Dynamic scheduling of access to shared resources by autonomous systems is a challenging problem, characterized as being NP-hard. The complexity of this task leads to a combinatorial explosion of possibilities in highly dynamic systems where arriving requests must be continuously scheduled subject to strong safety and time constraints. An example of such a system is an unsignalized intersection, where automated vehicles' access to potential conflict zones must be dynamically scheduled. In this paper, we apply Neural Monte Carlo Tree Search (NMCTS) to the challenging task of scheduling platoons of vehicles crossing unsignalized intersections. Crucially, we introduce a transformation model that maps successive sequences of potentially conflicting road-space reservation requests from platoons of vehicles into a series of board-game-like problems and use NMCTS to search for solutions representing optimal road-space allocation schedules in the context of past allocations. To optimize search, we incorporate a prioritized re-sampling method with parallel NMCTS (PNMCTS) to improve the quality of training data. To optimize training, a curriculum learning strategy is used to train the agent to schedule progressively more complex boards culminating in overlapping boards that represent busy intersections. In a busy single four-way unsignalized intersection simulation, PNMCTS solved 95\% of unseen scenarios, reducing crossing time by 43\% in light and 52\% in heavy traffic versus first-in, first-out control. In a 3x3 multi-intersection network, the proposed method maintained free-flow in light traffic when all intersections are under control of PNMCTS and outperformed state-of-the-art RL-based traffic-light controllers in average travel time by 74.5\% and total throughput by 16\% in heavy traffic.

Paper Structure

This paper contains 22 sections, 6 equations, 8 figures, 3 tables.

Figures (8)

  • Figure 1: An intersection with four approaching platoons is illustrated on the left. The representative board corresponding to this scenario is given on the right.

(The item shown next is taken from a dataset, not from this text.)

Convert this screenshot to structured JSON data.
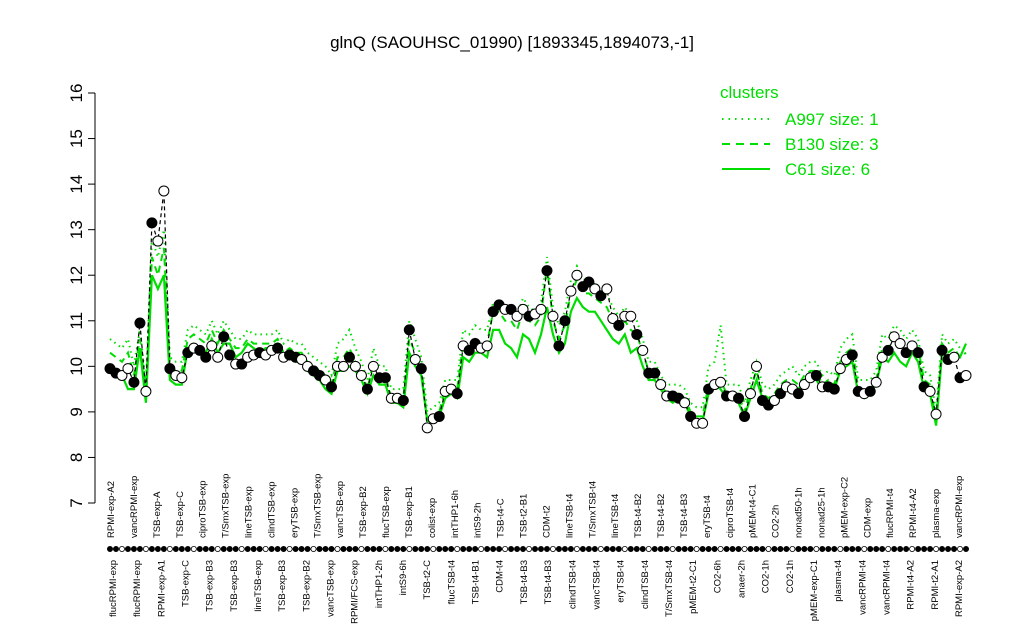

Entry and exit times for collision areas are shown on the time line (X-axis), while the Y-axis shows platoons numbers. As platoon 1 is moving forward, it will cross collision areas C$\rightarrow$ B $\rightarrow$ A in that order, with the occupancy time of the corresponding collision area sequence mapped to time blocks (shown stacked for each platoon for readability). The occupancy time of C, B, and A collision areas by platoon 1 overlap because the platoon is longer than the gap between the collision areas. We can observe from the illustration that, for example, without a scheduling intervention, platoons 1 and 4 will collide in collision area A, Platoon 3 and 4 will collide in collision area D, as they would occupy it simultaneously.
  • Figure 2: Grid representation of transformation board.
  • Figure 3: Transformation board represents a busy intersection that is executing a previous schedule (the upper board) and cannot be rescheduled. The new approaching platoons have potential to collide the previous schedule on collision area A and B. Thus, the current schedule must ensure a compatible solution to the solved board.
  • Figure 4: An optimal crossing schedule provided by a PNMCTS agent at a busy intersection from top to bottom, platoon delay sequence: initial board $\rightarrow$ platoon1 $\rightarrow$ platoon0 $\rightarrow$ platoon2 $\rightarrow$ platoon0.
  • Figure 5: (a): Performance curve with curriculum training and (b): average board solving time and solution quality distribution.